Ayrıca belirtelim ki bu gibi sosyal sıkıntıların olması tek başına manevi tazminat sebebi değildir. Eşin bundan kötü bir biçimde etkilenmiş olması gerekir. Bu gibi olaylara hiç aldırış etmeyen eşin manevi tazminat istemesi söz konusu olmaz, ki mahkemede de, manevi tazminat kararı verilmesi için, eşin akli ve bedeni sıhhatinin bu sebeplerle bozulmuş olduğu kanaati oluşması gerekir.

Ve tabi sıkıntıların boşanmaya sebep olan olaylarla bağlantılı olması gerekir. Boşanmadan alakasız sebeplerle üzgün olan eşin manevi tazminat talep edebilmesi saçma olacaktır.

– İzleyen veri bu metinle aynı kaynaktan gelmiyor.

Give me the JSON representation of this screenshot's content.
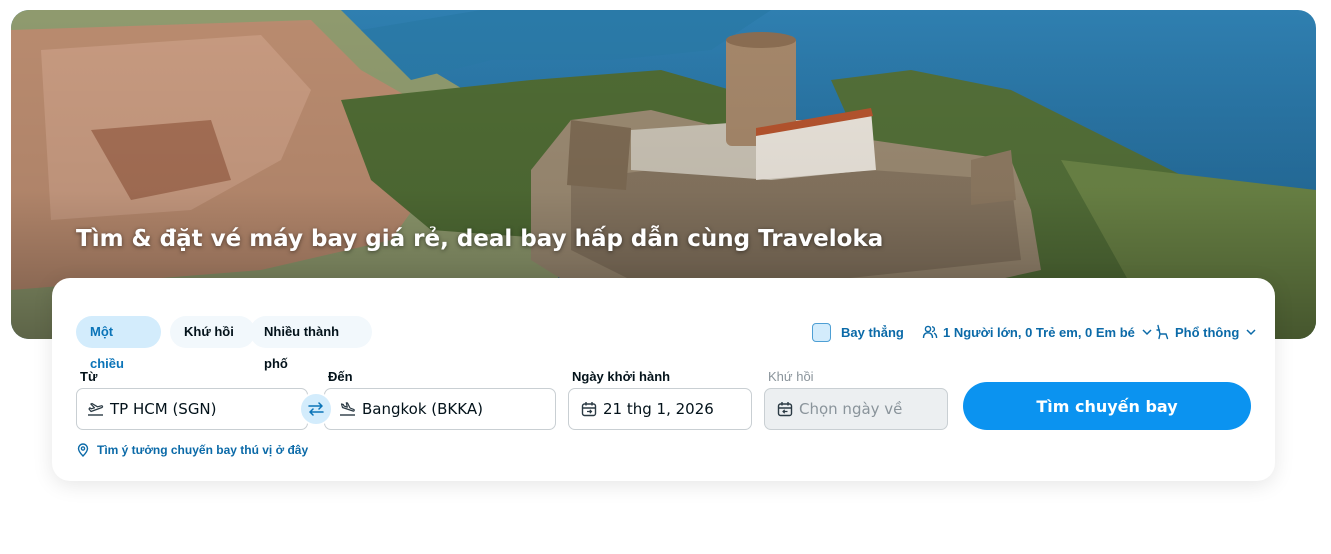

Kusurlu olan diğer taraftan…

Maddi tazminatta olduğu gibi diğer tarafın kusurlu olması gerekir. Maddi tazminatın aksine, manevi tazminat isteyen eşin daha az kusurlu olması gibi bir şart yoktur. Yani iki taraf da eşit kusurluysa, hatta manevi tazminatı isteyen eş daha fazla kusurlu olsa bile manevi tazminat isteyebilir. Tabi bu durum mahkemenin manevi tazminat verip vermeme kanaatini etkileyecektir. Karşı taraf kusursuzsa manevi tazminat söz konusu olmayacaktır.

Böylece iki tazminat türünü de inceledik. Şimdi bazı genel meselelere değinelim:

Tazminat ne zaman istenir?

Tazminat, boşanmaya bağlıdır ve boşanma sonucunda söz konusu olur. Yani iki tazminat talebi için de boşanmaya karar verilmiş olması gerekecektir. Eğer mahkeme, boşanma talebini reddederse tazminat da söz konusu olmaz.

Tabi bu tazminatın boşanma davası kapsamında istenemeyeceği anlamına gelmez. Bu halde mahkeme tazminat taleplerini bekletici mesele yapar. Yani önce boşanma konusunda karar verir, boşanma talebini kabul ederse de tazminat taleplerini inceler ve sonuca bağlar.

Aynı şekilde, tazminattan boşanma davası kapsamında bahsedilmeyip boşanma davası sonuçlandıktan sonra ayrı bir dava ile istenmesi de mümkündür. Bu halde taraf açısından harç ödemesi daha rahat olacaktır (çünkü mahkemeye ödenmesi gereken harç, toplam dava değerine göre hesaplanır ve istenen para dava değerini arttıracaktır).

Belirtelim ki bu halde ihtiyati tedbir istenmesi de zorlaşabilir, zira ihtiyati tedbir istenen malvarlığı değerine bağlıdır. İhtiyati tedbir ile ilgili makalemiz için-

Tazminatın şekli ve infazı

Tazminat, belirli bir miktar para ödenmesi şeklinde olur. Burada mahkeme, hangi tarafın diğer tarafa ne kadar para ödeyeceğini belirler. Ödenmesi konusunda ise tarafların kendi aralarında, ekonomik sebeplerle, bir çok zaman aylık ödeme şeklinde anlaştıkları görülmektedir. Tazminatın icra yoluyla talebi halinde de aynı duruma sıklıkla rastlanmaktadır.